そうした歓びや苦悩が保存されている感覚の枠組みがとり戻されると、こんどはその歓びや苦悩が相容れないすべてのものを排除する力をそなえ、その歓びや苦悩を体験した自我だけをわれわれのうちに棲みつかせるのだ。ところで私が今しがたいきなり連れ戻された自我は、かつてバルベックへ到着したとき祖母が私の身につけていたものを脱がせてくれたあの遠い夕べ以降は存在していなかったので、祖母が私のほうにかがみこんだその瞬間へと私が合流したのは、ごく当然のことながら、その自我のあずかり知らぬ今日の昼間の直後ではなく、昔となんの断絶もなくーまるで時間には異なるさまざまな系列が並行して存在するかのようにーあの最初の夕べの直後になった。それほど長いことすがたを消していた当時の私の自我がふたたび私のすぐそばに存在したので、私にはその直前に祖母の発したことばさえ聞こえる気がしたが、それは空耳でしかなかった。(第8巻、pp.353-354) 

 

「容器」を「自我」と考えてみるとどうだろうか。語り手によると、「自我」は「私」自身であると同時に、無数に存在し、ある場合には消えるが、なにかのきっかけにより「なんの断絶もなく」、「私」に合流することができる。「容器」=「自我」の場合の「中味」は、その「自我」が保有している認識(上記の引用であれば、その瞬間の祖母の姿や「私」の心情)と考えることができる。もう一度、問題の文をみてみよう。「中味以上であり、中味とともに私に運ばれてきた容器だった」に、「自我」と「その自我が連れてくる認識」を当てはめてみると、少しは視界が良好になってきたのではないだろうか。あらためて、「私であると同時に、私以上の存在だった」を考えてみよう。
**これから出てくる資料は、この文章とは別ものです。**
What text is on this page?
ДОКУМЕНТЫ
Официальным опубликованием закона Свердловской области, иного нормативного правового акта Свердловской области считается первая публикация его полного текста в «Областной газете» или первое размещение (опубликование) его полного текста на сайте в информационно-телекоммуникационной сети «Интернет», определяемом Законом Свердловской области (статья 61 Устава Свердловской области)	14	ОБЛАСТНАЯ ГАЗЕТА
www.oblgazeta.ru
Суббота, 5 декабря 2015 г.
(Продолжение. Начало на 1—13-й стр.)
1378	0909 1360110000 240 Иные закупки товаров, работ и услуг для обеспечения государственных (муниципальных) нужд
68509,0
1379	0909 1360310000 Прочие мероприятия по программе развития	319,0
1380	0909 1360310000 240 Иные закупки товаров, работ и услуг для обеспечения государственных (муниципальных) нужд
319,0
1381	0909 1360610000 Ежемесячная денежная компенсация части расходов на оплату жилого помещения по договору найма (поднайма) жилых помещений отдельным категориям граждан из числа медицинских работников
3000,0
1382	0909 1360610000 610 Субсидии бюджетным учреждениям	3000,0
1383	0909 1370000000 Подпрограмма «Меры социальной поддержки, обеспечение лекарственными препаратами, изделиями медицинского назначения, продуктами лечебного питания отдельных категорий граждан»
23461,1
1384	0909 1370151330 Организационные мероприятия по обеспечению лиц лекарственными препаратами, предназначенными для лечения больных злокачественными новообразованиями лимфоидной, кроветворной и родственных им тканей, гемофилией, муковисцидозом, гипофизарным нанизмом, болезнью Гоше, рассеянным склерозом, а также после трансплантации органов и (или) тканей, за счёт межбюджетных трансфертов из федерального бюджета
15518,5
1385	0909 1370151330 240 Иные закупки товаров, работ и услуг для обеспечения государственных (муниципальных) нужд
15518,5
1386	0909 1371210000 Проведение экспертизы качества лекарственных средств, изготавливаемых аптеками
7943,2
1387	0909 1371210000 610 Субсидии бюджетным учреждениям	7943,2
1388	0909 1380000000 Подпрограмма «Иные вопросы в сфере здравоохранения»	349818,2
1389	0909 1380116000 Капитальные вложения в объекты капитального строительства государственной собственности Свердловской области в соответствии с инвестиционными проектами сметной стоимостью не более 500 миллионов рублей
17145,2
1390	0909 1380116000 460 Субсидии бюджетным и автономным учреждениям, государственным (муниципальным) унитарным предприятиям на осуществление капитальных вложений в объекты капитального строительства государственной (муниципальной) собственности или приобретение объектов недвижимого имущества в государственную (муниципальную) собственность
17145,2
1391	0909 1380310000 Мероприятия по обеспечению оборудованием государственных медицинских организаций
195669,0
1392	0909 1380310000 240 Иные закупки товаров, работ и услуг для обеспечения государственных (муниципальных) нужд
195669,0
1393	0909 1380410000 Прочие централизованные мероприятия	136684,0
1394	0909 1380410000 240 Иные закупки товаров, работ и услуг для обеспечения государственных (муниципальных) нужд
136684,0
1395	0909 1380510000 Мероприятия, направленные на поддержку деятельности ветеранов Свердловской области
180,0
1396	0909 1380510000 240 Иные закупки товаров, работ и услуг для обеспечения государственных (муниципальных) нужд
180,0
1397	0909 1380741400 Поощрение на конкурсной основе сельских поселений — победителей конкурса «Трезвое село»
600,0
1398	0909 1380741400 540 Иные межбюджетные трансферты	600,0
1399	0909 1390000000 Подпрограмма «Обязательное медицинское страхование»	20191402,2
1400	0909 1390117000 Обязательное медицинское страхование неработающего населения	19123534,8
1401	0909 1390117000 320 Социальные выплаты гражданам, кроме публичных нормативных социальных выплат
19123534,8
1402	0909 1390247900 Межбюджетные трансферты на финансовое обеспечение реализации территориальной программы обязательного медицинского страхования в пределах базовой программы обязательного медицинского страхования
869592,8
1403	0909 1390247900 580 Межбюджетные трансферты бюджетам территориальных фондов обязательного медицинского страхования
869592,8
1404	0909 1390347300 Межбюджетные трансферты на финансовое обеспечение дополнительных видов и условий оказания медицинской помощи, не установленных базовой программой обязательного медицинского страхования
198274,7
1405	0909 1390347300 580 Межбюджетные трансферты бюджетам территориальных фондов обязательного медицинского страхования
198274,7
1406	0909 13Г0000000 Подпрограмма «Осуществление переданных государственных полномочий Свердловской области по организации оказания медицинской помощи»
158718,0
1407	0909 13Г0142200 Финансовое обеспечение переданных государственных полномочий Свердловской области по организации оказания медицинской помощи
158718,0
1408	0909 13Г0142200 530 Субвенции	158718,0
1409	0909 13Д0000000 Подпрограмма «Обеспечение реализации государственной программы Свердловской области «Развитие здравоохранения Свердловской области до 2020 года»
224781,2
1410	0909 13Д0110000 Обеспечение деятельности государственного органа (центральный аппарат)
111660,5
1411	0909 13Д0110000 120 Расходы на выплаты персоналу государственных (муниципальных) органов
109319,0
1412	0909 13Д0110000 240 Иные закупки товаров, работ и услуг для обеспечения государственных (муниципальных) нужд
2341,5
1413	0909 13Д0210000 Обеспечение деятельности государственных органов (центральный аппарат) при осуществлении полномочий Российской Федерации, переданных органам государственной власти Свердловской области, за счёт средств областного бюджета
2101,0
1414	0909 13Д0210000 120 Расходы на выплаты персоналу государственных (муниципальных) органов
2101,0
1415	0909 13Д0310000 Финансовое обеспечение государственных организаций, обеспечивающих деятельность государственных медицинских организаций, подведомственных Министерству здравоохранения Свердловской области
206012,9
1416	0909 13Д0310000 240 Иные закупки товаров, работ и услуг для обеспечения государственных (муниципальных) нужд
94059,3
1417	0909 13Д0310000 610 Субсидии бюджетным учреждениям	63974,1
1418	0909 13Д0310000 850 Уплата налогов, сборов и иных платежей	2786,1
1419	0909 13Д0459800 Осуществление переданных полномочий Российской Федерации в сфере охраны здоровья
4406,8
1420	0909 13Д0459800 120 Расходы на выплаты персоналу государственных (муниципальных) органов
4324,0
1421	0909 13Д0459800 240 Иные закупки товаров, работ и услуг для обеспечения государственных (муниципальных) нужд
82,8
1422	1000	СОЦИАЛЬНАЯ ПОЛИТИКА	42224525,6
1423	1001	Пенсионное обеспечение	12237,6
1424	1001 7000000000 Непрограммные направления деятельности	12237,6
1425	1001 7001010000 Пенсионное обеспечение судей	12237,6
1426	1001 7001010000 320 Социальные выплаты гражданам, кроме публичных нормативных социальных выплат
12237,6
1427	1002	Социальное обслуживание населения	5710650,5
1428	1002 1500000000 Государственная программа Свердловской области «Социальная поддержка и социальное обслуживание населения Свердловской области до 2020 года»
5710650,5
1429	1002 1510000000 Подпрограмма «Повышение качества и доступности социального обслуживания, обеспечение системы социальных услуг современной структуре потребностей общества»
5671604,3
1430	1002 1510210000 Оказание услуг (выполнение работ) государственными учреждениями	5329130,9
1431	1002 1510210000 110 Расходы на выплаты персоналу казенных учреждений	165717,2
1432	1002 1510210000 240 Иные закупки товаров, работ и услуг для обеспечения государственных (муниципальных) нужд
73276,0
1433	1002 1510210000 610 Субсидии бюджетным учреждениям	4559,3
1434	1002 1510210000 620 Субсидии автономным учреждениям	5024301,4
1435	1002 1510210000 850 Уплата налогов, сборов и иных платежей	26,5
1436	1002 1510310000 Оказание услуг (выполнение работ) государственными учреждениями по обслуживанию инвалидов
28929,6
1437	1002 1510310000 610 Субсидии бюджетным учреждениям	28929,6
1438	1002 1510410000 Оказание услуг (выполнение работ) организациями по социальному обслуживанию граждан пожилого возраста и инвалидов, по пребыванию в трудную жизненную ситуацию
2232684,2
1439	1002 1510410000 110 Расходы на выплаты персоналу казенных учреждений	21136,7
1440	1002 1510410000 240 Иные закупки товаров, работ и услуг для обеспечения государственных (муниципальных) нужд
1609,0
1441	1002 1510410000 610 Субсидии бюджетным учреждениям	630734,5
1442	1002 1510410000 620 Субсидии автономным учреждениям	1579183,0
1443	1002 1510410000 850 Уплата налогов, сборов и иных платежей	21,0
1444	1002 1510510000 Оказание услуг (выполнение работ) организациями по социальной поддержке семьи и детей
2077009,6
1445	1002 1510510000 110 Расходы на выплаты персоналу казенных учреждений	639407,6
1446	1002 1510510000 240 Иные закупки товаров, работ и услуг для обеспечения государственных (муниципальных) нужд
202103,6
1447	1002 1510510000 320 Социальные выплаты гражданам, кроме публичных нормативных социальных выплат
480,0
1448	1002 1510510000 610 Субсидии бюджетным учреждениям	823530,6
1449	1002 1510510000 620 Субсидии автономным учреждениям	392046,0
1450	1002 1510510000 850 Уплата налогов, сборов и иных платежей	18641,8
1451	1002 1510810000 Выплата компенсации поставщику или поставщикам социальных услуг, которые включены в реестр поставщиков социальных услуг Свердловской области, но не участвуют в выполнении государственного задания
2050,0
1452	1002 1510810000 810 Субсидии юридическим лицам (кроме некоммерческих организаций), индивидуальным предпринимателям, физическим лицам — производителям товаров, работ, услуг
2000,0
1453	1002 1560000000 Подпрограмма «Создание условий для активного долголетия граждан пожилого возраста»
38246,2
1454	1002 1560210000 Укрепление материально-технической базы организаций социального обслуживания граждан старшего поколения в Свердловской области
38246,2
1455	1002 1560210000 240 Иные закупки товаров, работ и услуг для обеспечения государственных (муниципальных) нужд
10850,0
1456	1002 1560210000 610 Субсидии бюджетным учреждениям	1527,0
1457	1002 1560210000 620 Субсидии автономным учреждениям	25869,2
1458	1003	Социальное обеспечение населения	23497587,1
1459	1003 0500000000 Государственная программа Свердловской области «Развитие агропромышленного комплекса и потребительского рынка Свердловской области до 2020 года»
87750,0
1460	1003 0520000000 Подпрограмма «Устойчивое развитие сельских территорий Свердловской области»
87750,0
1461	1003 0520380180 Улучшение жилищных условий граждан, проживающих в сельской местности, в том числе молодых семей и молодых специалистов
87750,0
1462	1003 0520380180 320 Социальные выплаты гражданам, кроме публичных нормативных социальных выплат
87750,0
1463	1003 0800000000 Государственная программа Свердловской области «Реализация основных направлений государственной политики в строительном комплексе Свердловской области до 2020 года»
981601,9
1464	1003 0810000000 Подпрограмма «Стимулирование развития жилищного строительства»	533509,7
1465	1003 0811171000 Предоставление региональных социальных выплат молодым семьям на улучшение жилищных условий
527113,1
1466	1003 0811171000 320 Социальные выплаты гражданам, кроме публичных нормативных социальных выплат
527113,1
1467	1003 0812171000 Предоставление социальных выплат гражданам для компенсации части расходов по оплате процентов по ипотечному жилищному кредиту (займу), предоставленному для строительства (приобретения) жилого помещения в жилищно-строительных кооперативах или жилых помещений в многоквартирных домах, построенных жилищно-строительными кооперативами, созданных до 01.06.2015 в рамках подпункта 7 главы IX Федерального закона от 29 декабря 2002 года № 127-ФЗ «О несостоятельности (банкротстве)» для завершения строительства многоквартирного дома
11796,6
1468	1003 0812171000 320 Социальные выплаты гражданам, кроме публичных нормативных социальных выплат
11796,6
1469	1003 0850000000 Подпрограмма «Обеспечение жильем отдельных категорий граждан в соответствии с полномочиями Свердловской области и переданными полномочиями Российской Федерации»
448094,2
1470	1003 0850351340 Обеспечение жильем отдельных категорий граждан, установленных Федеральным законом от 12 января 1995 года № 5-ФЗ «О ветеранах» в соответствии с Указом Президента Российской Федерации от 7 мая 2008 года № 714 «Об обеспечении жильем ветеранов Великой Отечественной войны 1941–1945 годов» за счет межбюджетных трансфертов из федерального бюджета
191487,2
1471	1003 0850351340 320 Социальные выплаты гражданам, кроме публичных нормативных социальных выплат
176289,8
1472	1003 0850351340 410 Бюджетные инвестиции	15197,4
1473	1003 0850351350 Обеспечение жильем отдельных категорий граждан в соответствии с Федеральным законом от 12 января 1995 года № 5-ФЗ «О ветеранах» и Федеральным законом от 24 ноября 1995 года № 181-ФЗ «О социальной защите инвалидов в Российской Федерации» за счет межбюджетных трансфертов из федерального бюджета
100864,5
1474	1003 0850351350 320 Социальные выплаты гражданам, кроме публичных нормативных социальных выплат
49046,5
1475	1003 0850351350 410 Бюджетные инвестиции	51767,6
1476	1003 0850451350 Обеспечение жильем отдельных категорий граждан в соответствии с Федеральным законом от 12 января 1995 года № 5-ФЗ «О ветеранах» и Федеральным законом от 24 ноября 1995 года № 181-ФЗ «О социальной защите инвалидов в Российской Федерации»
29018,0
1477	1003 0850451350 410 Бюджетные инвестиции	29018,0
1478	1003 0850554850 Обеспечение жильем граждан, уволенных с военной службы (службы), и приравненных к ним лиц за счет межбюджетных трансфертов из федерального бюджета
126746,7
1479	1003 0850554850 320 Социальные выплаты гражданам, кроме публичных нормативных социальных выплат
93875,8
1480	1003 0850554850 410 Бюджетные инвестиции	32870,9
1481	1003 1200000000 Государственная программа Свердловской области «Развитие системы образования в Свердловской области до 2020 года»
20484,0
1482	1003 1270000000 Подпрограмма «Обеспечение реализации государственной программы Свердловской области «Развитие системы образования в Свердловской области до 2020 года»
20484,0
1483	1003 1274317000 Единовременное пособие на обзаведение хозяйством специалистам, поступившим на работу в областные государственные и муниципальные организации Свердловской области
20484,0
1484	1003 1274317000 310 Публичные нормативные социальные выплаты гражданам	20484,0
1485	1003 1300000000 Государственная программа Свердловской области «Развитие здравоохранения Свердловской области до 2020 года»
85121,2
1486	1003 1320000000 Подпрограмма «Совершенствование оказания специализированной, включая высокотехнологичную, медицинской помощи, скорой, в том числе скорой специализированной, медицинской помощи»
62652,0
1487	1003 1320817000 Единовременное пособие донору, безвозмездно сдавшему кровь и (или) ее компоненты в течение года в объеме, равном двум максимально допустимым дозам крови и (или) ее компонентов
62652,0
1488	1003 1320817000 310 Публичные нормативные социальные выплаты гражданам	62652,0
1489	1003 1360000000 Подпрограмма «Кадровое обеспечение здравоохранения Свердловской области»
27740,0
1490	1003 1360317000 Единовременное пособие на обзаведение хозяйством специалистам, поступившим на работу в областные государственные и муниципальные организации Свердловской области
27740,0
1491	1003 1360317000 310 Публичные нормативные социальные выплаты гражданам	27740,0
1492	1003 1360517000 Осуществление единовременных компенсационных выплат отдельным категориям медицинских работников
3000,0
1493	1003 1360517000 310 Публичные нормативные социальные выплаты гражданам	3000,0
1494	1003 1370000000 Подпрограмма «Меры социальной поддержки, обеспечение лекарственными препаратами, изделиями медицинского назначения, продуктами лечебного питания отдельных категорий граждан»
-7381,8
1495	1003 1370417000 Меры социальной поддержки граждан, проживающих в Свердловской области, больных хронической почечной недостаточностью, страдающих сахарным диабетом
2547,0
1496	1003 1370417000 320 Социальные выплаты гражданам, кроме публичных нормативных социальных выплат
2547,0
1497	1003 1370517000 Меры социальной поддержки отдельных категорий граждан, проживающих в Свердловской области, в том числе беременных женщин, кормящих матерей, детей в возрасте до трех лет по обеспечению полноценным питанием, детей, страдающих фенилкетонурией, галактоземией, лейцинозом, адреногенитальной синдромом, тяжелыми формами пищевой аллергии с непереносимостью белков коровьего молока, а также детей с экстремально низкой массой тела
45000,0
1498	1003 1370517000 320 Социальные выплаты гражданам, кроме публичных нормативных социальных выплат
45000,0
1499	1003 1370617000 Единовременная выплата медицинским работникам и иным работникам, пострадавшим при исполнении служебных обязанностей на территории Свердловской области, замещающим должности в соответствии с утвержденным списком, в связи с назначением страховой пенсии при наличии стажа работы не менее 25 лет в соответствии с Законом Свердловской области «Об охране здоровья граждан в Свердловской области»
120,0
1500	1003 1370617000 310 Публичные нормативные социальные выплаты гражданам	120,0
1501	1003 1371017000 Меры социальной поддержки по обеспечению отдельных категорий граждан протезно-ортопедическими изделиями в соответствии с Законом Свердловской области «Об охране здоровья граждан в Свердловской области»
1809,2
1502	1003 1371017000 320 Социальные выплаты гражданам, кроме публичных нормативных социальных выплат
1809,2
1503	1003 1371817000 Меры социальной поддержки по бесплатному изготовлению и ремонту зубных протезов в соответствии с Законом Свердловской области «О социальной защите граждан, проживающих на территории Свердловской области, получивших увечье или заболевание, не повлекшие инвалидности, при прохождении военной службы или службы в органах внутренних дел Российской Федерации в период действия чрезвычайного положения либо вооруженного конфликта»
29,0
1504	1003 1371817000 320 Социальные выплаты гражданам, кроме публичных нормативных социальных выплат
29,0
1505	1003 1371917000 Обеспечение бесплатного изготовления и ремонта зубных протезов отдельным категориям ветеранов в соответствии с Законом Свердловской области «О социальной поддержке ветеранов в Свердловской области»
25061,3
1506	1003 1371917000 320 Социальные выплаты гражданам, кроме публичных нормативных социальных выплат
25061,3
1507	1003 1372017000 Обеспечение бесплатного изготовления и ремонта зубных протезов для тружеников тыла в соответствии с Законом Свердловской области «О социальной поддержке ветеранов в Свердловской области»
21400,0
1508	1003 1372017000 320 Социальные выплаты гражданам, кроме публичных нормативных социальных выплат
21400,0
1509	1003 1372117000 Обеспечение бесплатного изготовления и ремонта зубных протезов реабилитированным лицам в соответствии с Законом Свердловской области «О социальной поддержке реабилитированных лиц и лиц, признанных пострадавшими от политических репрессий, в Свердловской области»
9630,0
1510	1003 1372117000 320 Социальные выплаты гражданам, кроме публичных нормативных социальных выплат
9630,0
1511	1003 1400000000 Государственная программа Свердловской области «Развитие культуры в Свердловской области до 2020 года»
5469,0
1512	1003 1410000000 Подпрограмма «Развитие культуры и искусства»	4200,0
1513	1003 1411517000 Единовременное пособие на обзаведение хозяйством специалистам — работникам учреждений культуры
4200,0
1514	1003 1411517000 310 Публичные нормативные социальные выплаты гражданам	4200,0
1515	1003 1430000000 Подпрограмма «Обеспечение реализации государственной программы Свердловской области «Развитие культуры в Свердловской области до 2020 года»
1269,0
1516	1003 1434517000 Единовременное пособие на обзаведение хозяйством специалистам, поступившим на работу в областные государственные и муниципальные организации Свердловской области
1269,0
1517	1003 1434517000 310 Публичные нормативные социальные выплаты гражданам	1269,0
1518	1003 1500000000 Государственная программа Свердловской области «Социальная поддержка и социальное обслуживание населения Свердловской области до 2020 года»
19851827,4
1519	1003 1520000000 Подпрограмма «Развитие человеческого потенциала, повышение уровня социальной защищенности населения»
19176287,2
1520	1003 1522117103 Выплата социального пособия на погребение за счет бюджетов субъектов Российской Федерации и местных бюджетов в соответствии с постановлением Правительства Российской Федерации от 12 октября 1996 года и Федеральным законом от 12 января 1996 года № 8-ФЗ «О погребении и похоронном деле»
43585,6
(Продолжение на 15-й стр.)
祖母は過去の「私」の「自我」のなかに存在し「私であると同時に」、「自我」という「容器」により現在の「私」に再認識されうる、単なる回想のなかの存在以上の存在であるということができる。これは、初めの引用の終盤にでてくる「この実在は、われわれの思考によって再創造されてはじめて、われわれにとって存在するものとなる」という文につながる。回想するだけでは「私」への愛情に満ちた祖母は不在のままなのである。回想のなかで、祖母は「その実在が見出され」なければならない。その見出す行為は「思考」である。ここで、二つ目の括弧の「そうでなければ尋常でない戦闘に加わった人間はだれしも偉大な叙事詩人になってしまう」という補足を考えてみる必要がある。「尋常でない戦闘に加わった人間」というのはなにを指すのだろうか。思考をともなわない回想を否定していると仮定すると、特異な体験をした人間ということになろうか。回想だけでは詩人にはなれない、つまり「思考」の重要性が強調されている。そもそもこの一連の出来事は、二十頁ほど先で「無意識的回想」とよばれていて、「私」の「意志を介さず」に起きた事であり、有名な紅茶とマドレーヌの挿話を彷彿とさせる、プルーストの筆の見せどころのようなところであるが、最後の最後で、その「無意識的回想」自体に価値があるのではなく、その回想のなかで現在の「私」が「思考」によって「完全に」「再創造」される存在を見出すことで「私」の心が揺さぶられたのであると指摘しているのではないかと思う。長くなってしまったが、これまでみてきたように、「無意識的回想」のなかで、祖母の死後はじめて「正真正銘の祖母」の存在を見出した「私」は、祖母の死を理解ししばらく悲嘆に暮れるが、実はその悲嘆はみるみる薄れていき、ごく短い時間で忘却の海へと沈んでいく。冒頭にこの文章は「心の間歇」という名の章であると言及したが、プルーストは当初、「失われた時を求めて」ではなく「心の間歇」を作品のタイトルとして考えていたようである。祖母の「存在」を一本の時間軸上で捉えるのではなく、現在の「私」が過去と現在を行き来することによって激しく揺さぶられる心を描いた印象的な挿話であるとともに、この作品にとっても重要な挿話なのかもしれない。

 

おわりに

以上のように、私の思考をつぶさに文章にしてみたのだが、書くことによって少しは目の前の霧が靄くらいにはなったのではないかと思う。文章を味わうことに終わりはない。だからこそ読み続ける。それを存分に許してくれるのがプルーストの文章なのではないか。

 

【参考文献】

プルースト吉川一義訳(2012)『失われた時を求めて4:花咲く乙女たちのかげにⅡ』岩波書店.

プルースト吉川一義訳(2015)『失われた時を求めて8:ソドムとゴモラⅠ』岩波書店.